Astronomers have taken their first detailed look at Pluto's companion Charon, the most distant known moon in the solar system. This dark body appears to be covered with a mixture of water ice and ammonia ice, a chilly brew quite different from the frosts of methane, carbon monoxide, and nitrogen ices that sheath the surface of Pluto. The marked contrast is surprising, for many astronomers have regarded Pluto and Charon as a "double planet."
Pluto and Charon orbit each other every 6.4 days at a distance of just 20,000 kilometers--about 20 times less than the separation between Earth and its moon. This tight pirouette makes Charon exceedingly difficult to study and obscured its very presence until 1978. Images of the two objects usually blur together even in powerful telescopes. A rare night of spectacular atmospheric conditions at the W. M. Keck Observatory in Hawaii last May allowed planetary scientist Michael Brown of the California Institute of Technology in Pasadena to distinguish the light from Pluto and Charon more clearly than ever before.

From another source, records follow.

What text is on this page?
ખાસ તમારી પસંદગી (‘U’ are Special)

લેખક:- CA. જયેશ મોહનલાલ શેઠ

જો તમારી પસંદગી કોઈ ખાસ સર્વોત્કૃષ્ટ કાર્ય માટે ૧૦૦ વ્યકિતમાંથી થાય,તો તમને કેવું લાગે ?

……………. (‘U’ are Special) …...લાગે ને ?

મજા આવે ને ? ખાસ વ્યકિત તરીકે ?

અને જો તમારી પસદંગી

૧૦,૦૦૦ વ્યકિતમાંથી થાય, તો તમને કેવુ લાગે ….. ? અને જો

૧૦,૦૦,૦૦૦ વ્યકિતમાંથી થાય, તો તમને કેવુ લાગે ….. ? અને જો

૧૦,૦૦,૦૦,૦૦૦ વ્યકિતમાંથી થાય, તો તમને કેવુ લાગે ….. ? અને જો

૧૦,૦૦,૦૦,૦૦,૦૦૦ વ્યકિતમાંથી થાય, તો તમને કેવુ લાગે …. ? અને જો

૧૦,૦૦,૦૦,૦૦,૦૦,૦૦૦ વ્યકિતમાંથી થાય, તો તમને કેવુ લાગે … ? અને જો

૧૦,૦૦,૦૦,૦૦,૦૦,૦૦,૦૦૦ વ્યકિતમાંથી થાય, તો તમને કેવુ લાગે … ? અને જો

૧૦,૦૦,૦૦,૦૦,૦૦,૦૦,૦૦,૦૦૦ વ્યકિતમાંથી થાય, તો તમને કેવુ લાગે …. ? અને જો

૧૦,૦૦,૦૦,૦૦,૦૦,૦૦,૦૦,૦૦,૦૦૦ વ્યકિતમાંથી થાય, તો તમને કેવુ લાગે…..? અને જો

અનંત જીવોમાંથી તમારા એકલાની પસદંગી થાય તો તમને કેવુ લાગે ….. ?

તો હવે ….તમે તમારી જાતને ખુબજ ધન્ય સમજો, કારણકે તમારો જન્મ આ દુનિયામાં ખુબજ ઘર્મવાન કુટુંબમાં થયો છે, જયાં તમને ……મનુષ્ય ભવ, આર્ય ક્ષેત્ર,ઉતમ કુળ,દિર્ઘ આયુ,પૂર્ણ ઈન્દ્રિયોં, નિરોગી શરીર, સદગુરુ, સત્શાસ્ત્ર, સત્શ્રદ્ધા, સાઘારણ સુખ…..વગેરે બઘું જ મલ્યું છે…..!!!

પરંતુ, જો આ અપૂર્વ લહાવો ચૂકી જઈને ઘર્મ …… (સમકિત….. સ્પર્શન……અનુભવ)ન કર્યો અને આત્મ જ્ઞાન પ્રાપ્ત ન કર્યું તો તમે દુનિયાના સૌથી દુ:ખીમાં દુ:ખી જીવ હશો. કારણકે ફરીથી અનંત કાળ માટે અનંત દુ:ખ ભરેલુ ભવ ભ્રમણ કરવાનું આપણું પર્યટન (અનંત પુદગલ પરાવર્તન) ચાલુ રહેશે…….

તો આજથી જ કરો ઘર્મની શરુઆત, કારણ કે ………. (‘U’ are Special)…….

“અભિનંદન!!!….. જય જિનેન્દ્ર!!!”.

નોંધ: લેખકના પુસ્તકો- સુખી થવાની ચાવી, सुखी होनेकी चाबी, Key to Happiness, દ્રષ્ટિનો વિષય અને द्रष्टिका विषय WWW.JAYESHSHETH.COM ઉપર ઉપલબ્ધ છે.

Brown teamed with Wendy Calvin, a spectroscopy expert at the University of Nevada, Reno, to analyze the outer skin of Charon based on the spectrum of infrared light reflected from the moon. They saw a surface dominated by crystalline water ice, commonly seen on other moons in the outer solar system. But a curious dip in part of the spectrum demanded further explanation, the team reports in today's Science. Using models of the light reflected from a variety of ices and minerals, Brown and Calvin deduced that the most likely cause is ammonia ice, which until now astronomers had seen only in comets.
Early in the solar system's history, a large object probably struck Pluto; the debris later coalesced into Charon, astronomers believe. Volcanoes driven by the heat of the impact may have coated the moon's surface with a slushy ammonia-water mixture. Then, after the heat faded away, Charon would have frozen solid. Pluto, nearly five times more massive than Charon, retains a shroud of methane, carbon monoxide, and nitrogen in a thin atmosphere and as surface frosts, Brown says. In contrast, Charon's gravitational pull is too feeble to hold on to those volatile gases.
Planetary scientist Eliot Young of the Southwestern Research Institute in Boulder, Colorado, isn't yet sold on Charon's ammonia ice. "It's worth following up, but it's hard to check an exhaustive list of compounds when you are trying to match a small depression in a spectrum," he says. Even so, Young is excited by the prospect of learning more about Charon's composition. "If you're interested in what the early solar system was made of, Pluto, Charon, and comets are among your best bets."